Jodi Kantor of the New York Times reports.

Class Is Seen Dividing Harvard Business School

Is class a more divisive issue at Harvard Business School than gender?

As soon as new students arrive, they are expected to write checks of $300 or $400 to their “sections,” the groups with whom they take first-year classes, if they want to participate in social events. In recent years, second-year students have organized a midwinter ski trip that costs over $1,000, while others, including members of “Section X,” a secret society of ultrawealthy students, spend far more on weekend party trips to places like Iceland and Moscow. Tickets to the winter ball, called Holidazzle, have cost $200 or more in recent years.

When Christina Wallace, now the director of the Startup Institute, attended Harvard Business School on a scholarship, she was told by her classmates that she needed to spend more money to fully participate, and that “the difference between a good experience and a great experience is only $20,000.”

“Class was the bigger divide than gender when I was at H.B.S.,” said Ms. Wallace, who graduated in 2010.

In reaction to an article published in The New York Times on Sunday about Harvard Business School’s attempt to improve its atmosphere for women, many students, alumni and readers echoed her comments.

“A pervasive problem,” a member of the class of 2013 wrote on nytimes.com. Another member of the class said that she had borrowed tens of thousands of dollars a year to keep up socially, and that she never invited classmates to her parents’ home nearby because she did not feel it was lavish enough.

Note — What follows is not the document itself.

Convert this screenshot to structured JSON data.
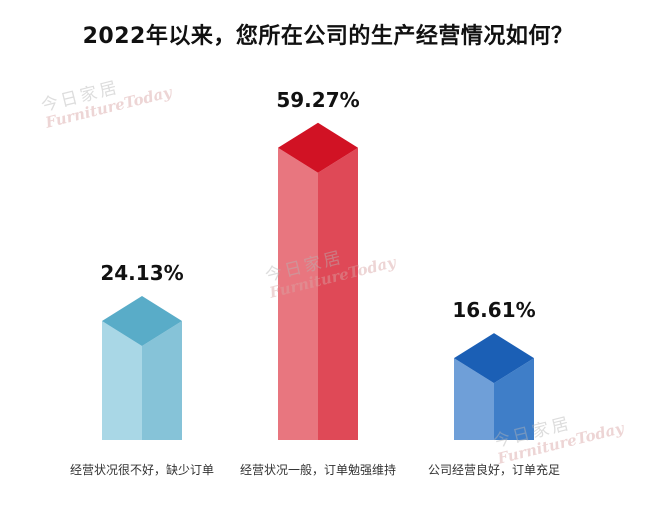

Many alumni from decades ago, including Suzy Welch, a former editor of The Harvard Business Review, said they were startled by the culture of spending that was depicted in the article, including the news that one student had lived in a penthouse apartment at the Mandarin Oriental Hotel in Boston. When Ms. Welch graduated in 1988, money mattered, she said in post on Twitter, “but conspicuous consumption events were rare.”

A reader named Ken H said that the tone at the school in the 1970s was downright egalitarian, and that anyone who “flashed money around” would have earned jeers. “Maybe what has changed isn’t so much H.B.S., but America,” he said.